23. Several Obligations of the Portfolios. With respect to any
obligations of Forum on behalf of each Portfolio and each of its related
Accounts arising out of this Agreement, the Bank shall look for payment or
satisfaction of any obligation solely to the assets and property of the
Portfolio and such Accounts to which such obligation relates as though Forum had
separately contracted with the Bank by separate written instrument with respect
to each Portfolio and its related Accounts. Forum represents and warrants that
it has been authorized by the Registrant under its Custodian Agreement or
Custodial Services Agreement with the Registrant to enter into an agreement with
the Bank which will obligate the Registrant to be liable to the Bank for any and
all obligations of any Portfolio whose securities are offered by the Registrant
arising out of Property of such Portfolio custodied hereunder.
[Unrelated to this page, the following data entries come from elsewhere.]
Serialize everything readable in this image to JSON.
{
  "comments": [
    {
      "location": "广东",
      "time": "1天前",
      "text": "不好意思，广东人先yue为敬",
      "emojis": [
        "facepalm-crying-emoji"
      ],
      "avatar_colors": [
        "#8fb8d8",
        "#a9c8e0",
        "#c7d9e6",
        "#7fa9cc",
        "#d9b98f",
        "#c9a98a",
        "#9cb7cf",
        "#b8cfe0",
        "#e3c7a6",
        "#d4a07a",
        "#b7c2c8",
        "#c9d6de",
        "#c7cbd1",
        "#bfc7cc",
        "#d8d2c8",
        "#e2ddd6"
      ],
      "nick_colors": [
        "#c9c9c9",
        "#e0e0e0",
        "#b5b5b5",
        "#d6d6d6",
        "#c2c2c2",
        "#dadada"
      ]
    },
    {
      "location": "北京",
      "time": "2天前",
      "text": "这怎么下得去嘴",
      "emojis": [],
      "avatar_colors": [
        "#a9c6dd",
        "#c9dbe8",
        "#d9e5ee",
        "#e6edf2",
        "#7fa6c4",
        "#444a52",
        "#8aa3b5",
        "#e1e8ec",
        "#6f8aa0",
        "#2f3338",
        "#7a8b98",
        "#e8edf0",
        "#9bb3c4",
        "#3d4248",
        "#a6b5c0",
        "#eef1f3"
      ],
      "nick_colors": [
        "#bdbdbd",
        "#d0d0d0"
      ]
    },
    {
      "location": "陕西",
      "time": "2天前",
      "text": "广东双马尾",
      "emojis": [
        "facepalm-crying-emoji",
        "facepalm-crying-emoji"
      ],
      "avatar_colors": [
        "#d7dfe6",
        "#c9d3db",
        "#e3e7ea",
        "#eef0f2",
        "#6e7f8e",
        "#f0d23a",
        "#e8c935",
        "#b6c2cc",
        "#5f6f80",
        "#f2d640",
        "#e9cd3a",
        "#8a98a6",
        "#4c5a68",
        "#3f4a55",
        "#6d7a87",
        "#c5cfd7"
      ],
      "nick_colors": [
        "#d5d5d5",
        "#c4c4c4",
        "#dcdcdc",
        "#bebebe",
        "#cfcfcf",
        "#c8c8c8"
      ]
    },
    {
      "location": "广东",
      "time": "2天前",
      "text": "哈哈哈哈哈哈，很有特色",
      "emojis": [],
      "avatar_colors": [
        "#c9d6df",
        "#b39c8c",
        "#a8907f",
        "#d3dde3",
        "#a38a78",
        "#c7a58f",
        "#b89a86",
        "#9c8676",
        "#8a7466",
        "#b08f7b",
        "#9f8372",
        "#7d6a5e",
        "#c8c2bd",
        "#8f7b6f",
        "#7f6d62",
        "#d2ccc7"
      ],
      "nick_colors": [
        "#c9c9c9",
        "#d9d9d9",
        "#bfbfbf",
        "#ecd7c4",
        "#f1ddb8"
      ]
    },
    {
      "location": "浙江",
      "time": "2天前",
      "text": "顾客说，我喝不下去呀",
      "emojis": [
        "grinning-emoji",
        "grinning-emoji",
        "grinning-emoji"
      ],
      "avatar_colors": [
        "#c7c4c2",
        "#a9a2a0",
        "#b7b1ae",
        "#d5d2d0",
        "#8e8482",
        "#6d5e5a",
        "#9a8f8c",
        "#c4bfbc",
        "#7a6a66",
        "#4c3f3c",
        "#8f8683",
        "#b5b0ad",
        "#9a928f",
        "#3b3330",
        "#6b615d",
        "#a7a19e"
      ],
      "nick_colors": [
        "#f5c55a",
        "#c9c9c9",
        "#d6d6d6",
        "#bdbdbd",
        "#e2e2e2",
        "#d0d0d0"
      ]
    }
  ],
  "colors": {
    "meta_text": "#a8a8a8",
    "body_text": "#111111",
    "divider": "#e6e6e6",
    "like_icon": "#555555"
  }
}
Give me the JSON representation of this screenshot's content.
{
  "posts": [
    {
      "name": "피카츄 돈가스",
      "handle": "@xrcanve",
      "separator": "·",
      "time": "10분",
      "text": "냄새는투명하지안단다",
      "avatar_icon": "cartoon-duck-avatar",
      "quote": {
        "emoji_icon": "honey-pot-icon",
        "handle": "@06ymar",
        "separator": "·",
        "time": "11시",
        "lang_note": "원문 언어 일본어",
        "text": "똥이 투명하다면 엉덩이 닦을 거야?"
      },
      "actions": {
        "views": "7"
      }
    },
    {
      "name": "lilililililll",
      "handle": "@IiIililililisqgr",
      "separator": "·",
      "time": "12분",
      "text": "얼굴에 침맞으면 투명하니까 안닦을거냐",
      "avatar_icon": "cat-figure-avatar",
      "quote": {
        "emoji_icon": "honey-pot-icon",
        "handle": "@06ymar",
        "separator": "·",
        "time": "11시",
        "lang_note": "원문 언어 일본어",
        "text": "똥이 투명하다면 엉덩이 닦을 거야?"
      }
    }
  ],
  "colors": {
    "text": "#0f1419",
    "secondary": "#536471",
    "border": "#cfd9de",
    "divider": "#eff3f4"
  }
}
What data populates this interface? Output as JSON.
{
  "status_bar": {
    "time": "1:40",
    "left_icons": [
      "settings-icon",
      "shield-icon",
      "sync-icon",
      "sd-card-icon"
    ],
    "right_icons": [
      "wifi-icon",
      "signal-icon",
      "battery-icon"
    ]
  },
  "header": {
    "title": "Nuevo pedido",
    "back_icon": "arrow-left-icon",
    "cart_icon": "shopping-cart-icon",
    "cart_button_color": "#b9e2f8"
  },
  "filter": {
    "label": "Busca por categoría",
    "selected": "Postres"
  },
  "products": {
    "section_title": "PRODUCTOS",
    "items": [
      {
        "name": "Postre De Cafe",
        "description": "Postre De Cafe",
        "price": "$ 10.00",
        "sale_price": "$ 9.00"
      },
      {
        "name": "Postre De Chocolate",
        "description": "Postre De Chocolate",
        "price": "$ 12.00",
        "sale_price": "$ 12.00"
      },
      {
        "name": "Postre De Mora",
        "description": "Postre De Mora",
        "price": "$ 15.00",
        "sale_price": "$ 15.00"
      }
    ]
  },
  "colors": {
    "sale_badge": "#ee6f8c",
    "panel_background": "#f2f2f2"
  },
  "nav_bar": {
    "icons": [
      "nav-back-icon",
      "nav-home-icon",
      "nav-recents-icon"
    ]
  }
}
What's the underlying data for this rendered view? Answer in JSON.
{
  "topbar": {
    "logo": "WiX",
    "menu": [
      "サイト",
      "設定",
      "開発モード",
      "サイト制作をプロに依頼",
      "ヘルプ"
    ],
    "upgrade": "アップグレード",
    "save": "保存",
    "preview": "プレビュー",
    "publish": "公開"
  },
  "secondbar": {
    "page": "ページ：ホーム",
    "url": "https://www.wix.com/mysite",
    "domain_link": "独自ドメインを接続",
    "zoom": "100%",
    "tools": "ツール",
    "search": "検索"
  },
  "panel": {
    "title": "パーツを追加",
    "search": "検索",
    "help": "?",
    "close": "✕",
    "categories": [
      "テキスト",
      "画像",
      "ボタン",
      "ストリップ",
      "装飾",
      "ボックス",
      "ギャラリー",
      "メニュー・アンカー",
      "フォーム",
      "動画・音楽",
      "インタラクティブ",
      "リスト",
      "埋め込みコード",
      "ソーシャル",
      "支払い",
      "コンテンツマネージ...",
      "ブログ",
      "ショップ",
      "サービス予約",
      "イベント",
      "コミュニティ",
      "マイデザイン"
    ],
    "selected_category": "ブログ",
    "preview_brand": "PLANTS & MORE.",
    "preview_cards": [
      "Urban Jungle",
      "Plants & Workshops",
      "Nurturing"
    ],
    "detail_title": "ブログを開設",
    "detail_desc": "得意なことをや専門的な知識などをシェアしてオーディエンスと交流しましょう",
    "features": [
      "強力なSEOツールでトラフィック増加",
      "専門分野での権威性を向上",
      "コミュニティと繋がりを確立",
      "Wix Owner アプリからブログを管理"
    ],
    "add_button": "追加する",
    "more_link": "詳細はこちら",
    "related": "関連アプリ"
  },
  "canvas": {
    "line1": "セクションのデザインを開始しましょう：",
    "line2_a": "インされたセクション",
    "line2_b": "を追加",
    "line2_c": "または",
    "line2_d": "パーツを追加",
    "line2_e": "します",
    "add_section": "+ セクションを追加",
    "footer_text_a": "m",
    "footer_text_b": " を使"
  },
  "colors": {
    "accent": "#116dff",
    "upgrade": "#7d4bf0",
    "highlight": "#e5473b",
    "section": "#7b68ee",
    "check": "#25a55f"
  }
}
24. Security for Payment. To secure payment of all obligations due
hereunder, Forum hereby grants to the Bank a continuing security interest in and
right of setoff against each Account and all Property held therein from time to
time in the full amount of such obligations; provided that, if there is more
than one Account and the obligations secured pursuant to this Section can be
allocated to a specific Account or the Portfolio related to such Account, such
security interest and right of setoff will be limited to Property held for that
Account only and its related Portfolio. Should Forum fail to pay promptly any
amounts owed hereunder, the Bank shall be entitled to use available Cash in the
Account or applicable Account, as the case may be, and to dispose of Securities
in the Account or such applicable Account as is necessary. In any such case and
without limiting the foregoing, the Bank shall be entitled to take such other
actions or exercise such other options, powers and rights as the Bank now or
hereafter has as a secured creditor under the UCC or any other applicable law.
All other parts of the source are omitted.